Sunuma başlamadan önce salonda yer alanların biliş seviyesini tespit etmek ve ona uygun konuşmamı şimdi ve burada zemininde yapılandırabilmek amacı ile bir soru yönelttim.
Soru şu idi:
A) “Şu anda burada kimler ölümlü birer varlık olduğunun düşünmekte ve algılamakta?
B) Şu anda kimler burada ölümsüz birer ruhani varlık olduğunun bilincinde?
Salonda sunumumu dinlemek üzere bulunan kişilerin yaklaşık %85’i ; ÖLÜMLÜ bir varlık olduklarını düşünmekte ve sadece bir kez dünyaya geldiklerini, belirli bir yaşa geldiklerinde öleceklerini ve yaşamın son bulacağını düşündüklerini ve bu düşünceye inandıklarını belittiler.

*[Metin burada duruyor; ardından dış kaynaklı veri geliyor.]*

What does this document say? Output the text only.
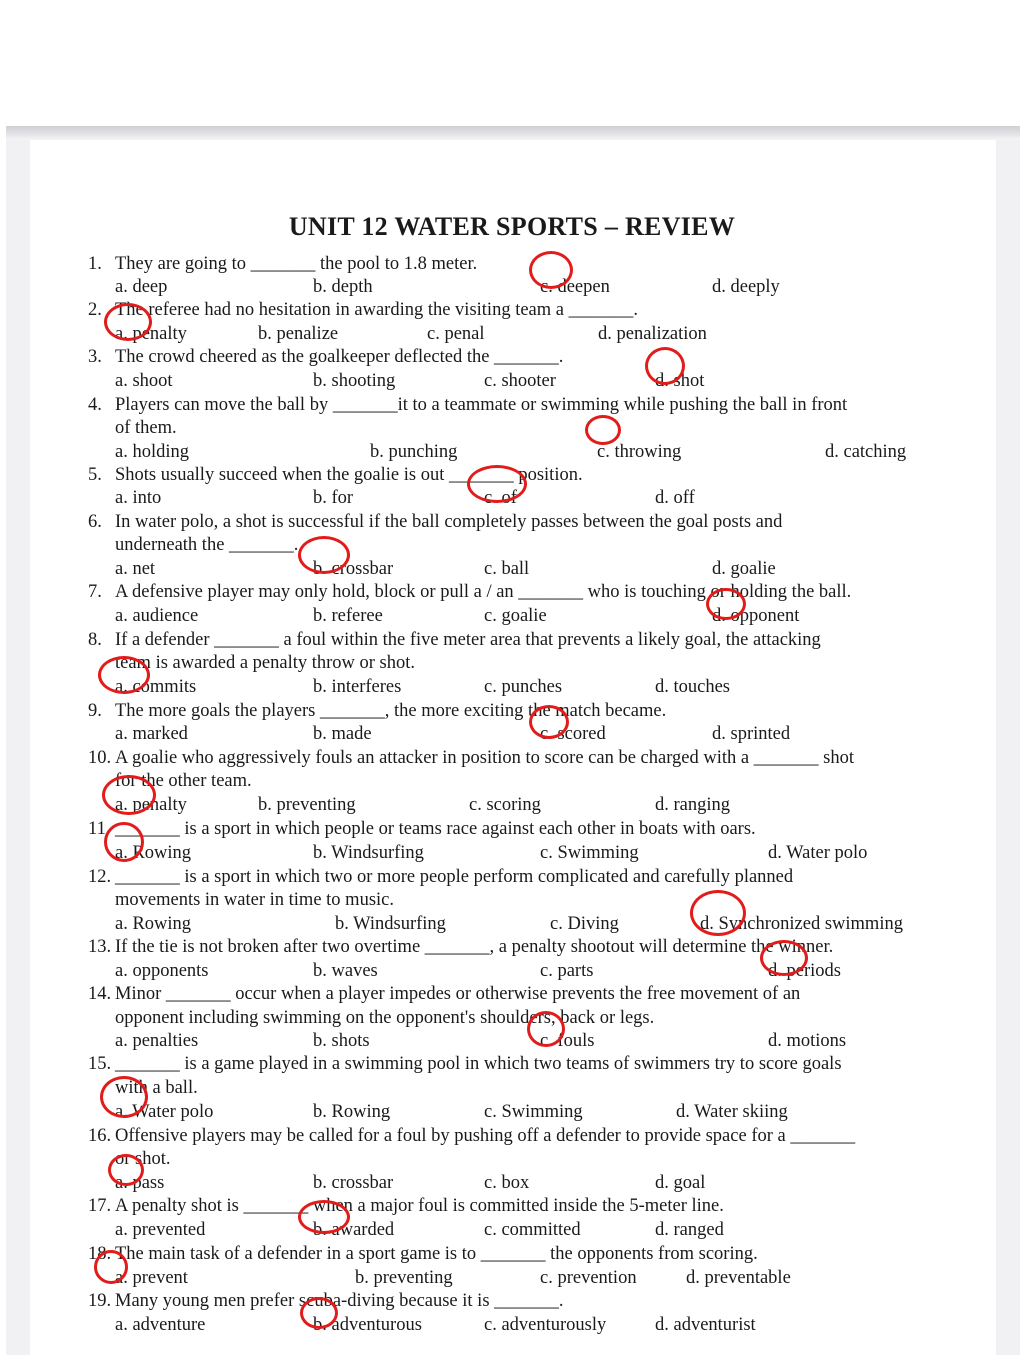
UNIT 12 WATER SPORTS – REVIEW
1. They are going to _______ the pool to 1.8 meter.
a. deep	b. depth	c. deepen	d. deeply
2. The referee had no hesitation in awarding the visiting team a _______.
a. penalty	b. penalize	c. penal	d. penalization
3. The crowd cheered as the goalkeeper deflected the _______.
a. shoot	b. shooting	c. shooter	d. shot
4. Players can move the ball by _______it to a teammate or swimming while pushing the ball in front
of them.
a. holding	b. punching	c. throwing	d. catching
5. Shots usually succeed when the goalie is out _______ position.
a. into	b. for	c. of	d. off
6. In water polo, a shot is successful if the ball completely passes between the goal posts and
underneath the _______.
a. net	b. crossbar	c. ball	d. goalie
7. A defensive player may only hold, block or pull a / an _______ who is touching or holding the ball.
a. audience	b. referee	c. goalie	d. opponent
8. If a defender _______ a foul within the five meter area that prevents a likely goal, the attacking
team is awarded a penalty throw or shot.
a. commits	b. interferes	c. punches	d. touches
9. The more goals the players _______, the more exciting the match became.
a. marked	b. made	c. scored	d. sprinted
10. A goalie who aggressively fouls an attacker in position to score can be charged with a _______ shot
for the other team.
a. penalty	b. preventing	c. scoring	d. ranging
11. _______ is a sport in which people or teams race against each other in boats with oars.
a. Rowing	b. Windsurfing	c. Swimming	d. Water polo
12. _______ is a sport in which two or more people perform complicated and carefully planned
movements in water in time to music.
a. Rowing	b. Windsurfing	c. Diving	d. Synchronized swimming
13. If the tie is not broken after two overtime _______, a penalty shootout will determine the winner.
a. opponents	b. waves	c. parts	d. periods
14. Minor _______ occur when a player impedes or otherwise prevents the free movement of an
opponent including swimming on the opponent's shoulders, back or legs.
a. penalties	b. shots	c. fouls	d. motions
15. _______ is a game played in a swimming pool in which two teams of swimmers try to score goals
with a ball.
a. Water polo	b. Rowing	c. Swimming	d. Water skiing
16. Offensive players may be called for a foul by pushing off a defender to provide space for a _______
or shot.
a. pass	b. crossbar	c. box	d. goal
17. A penalty shot is _______ when a major foul is committed inside the 5-meter line.
a. prevented	b. awarded	c. committed	d. ranged
18. The main task of a defender in a sport game is to _______ the opponents from scoring.
a. prevent	b. preventing	c. prevention	d. preventable
19. Many young men prefer scuba-diving because it is _______.
a. adventure	b. adventurous	c. adventurously	d. adventurist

O an hissettiğim duygular sırası ile ::: “şok”,-- “üzüntü”- “kaygı” . Çünkü Ulusal bir kongrede sunum yapıyorum bu şu demek oluyor; dinleyicilerin hepsi psikoloji alanında kendilerini ifade edici çalışmalar üretmekte.. çok uzatmayacağım ancak yaşamın sadece bir ömür ile sınırlı olduğunu düşünen bir psikolog karşısındaki danışanını nereye kadar taşıyabilir sorusunun cevabını kendi içselliğimde halen aramaktayım. Belki başka bir yazımda bu konuya biraz daha açıklık getiririm.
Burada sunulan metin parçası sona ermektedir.